In this post we analyze two sources of divergence on the blockchain caused respectively by a natural fork and a malicious fork. The revolution that has been brought about by Bitcoin’s blockchain is a direct result of its open nature. Indeed, anyone can be part of it, suggest changes to it, mine new blocks in it, or simply conduct routine validations on it. It is in many respects, the epitome of decentralization and censorship-resistance. Its appealing nature is in large part rooted in its rich interdisciplinary foundation that spans across philosophy, mathematics and economics.

But beyond the elegance of its theoretical underpinning, the blockchain’s seamless implementation rests on an inherent agreement between its different participants. Without agreement, this harmonious apparatus would likely decay into chaos. The rather flawless operation of the system is the result of a particular consensus protocol known as Proof of Work (or PoW for short).

The consensus is meant to be amongst all of the miners on the network. It stipulates that any miner always extend the chain of blocks with the highest amount of cumulative work. In this context, work is a measure of the expected computational effort that a miner exerts in order to solve a given cryptographic challenge. In essence, the challenge consists in finding a value that makes the computation emit an output with a mandatory minimum number l of leading 0’s. The work associated with mining a given block corresponds to the value 2^{l}, where l is dynamically adjusted to ensure that the network’s average block rate remains constant at \sim 0.00167 blocks / second (i.e., 1 block per 10 minutes). We discuss PoW as well as other consensus protocols in more details in another post.

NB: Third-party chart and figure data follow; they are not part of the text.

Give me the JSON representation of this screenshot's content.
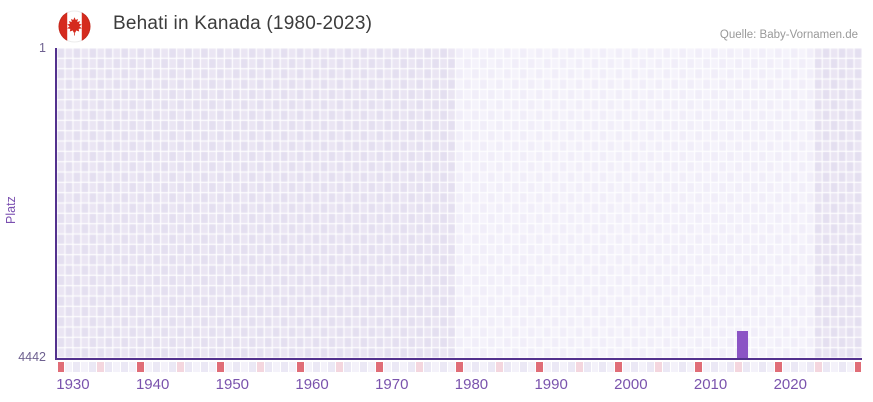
{
  "header": {
    "title": "Behati in Kanada (1980-2023)",
    "source": "Quelle: Baby-Vornamen.de",
    "flag": "canada"
  },
  "chart_data": {
    "type": "bar",
    "title": "Behati in Kanada (1980-2023)",
    "xlabel": "",
    "ylabel": "Platz",
    "y_ticks": [
      "1",
      "4442"
    ],
    "x_ticks": [
      1930,
      1940,
      1950,
      1960,
      1970,
      1980,
      1990,
      2000,
      2010,
      2020
    ],
    "xlim": [
      1928,
      2028
    ],
    "ylim": [
      1,
      4442
    ],
    "y_axis_inverted": true,
    "legend": "none",
    "grid": "checkerboard",
    "series": [
      {
        "name": "Behati",
        "points": [
          {
            "year": 2014,
            "rank": 4050
          }
        ]
      }
    ],
    "data_window_years": [
      1978,
      2022
    ],
    "timeline_strip": {
      "red_years": [
        1928,
        1938,
        1948,
        1958,
        1968,
        1978,
        1988,
        1998,
        2008,
        2018,
        2028
      ],
      "pink_years": [
        1933,
        1943,
        1953,
        1963,
        1973,
        1983,
        1993,
        2003,
        2013,
        2023
      ]
    },
    "colors": {
      "bar": "#8b54c5",
      "axis": "#53318e",
      "title_text": "#3c3c3c",
      "source_text": "#999999",
      "x_tick_text": "#7a53ad",
      "y_tick_text": "#6e6190",
      "ylabel_text": "#7a4fb0",
      "cell_dark_a": "#e4dff0",
      "cell_dark_b": "#eae5f3",
      "cell_light_a": "#f1eef9",
      "cell_light_b": "#f5f3fb",
      "strip_a": "#ebe8f5",
      "strip_b": "#f4f2fa",
      "strip_red": "#e06d77",
      "strip_pink": "#f4d6de",
      "flag_red": "#d52b1e",
      "flag_white": "#ffffff"
    }
  }
}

In an ideal setting where all miners are honest (i.e., abide by the PoW consensus protocol) and where blocks are propagated instantaneously on the network, all the nodes will always have a unified view of the blockchain — barring the extremely unlikely scenario of two distinct miners generating two valid blocks at the exact same time). However, imperfections do exist:

  • Imperfection #1: The network incurs an information propagation delay. As a result, every new block takes a positive amount of time to reach all the other nodes on the network.
  • Imperfection #2: There exists a subset of dishonest miners that decide to disregard the PoW consensus protocol. As a result, such miners can fork the blokchain and start mining on top of a parallel chain different than the one with the highest amount of cumulative work.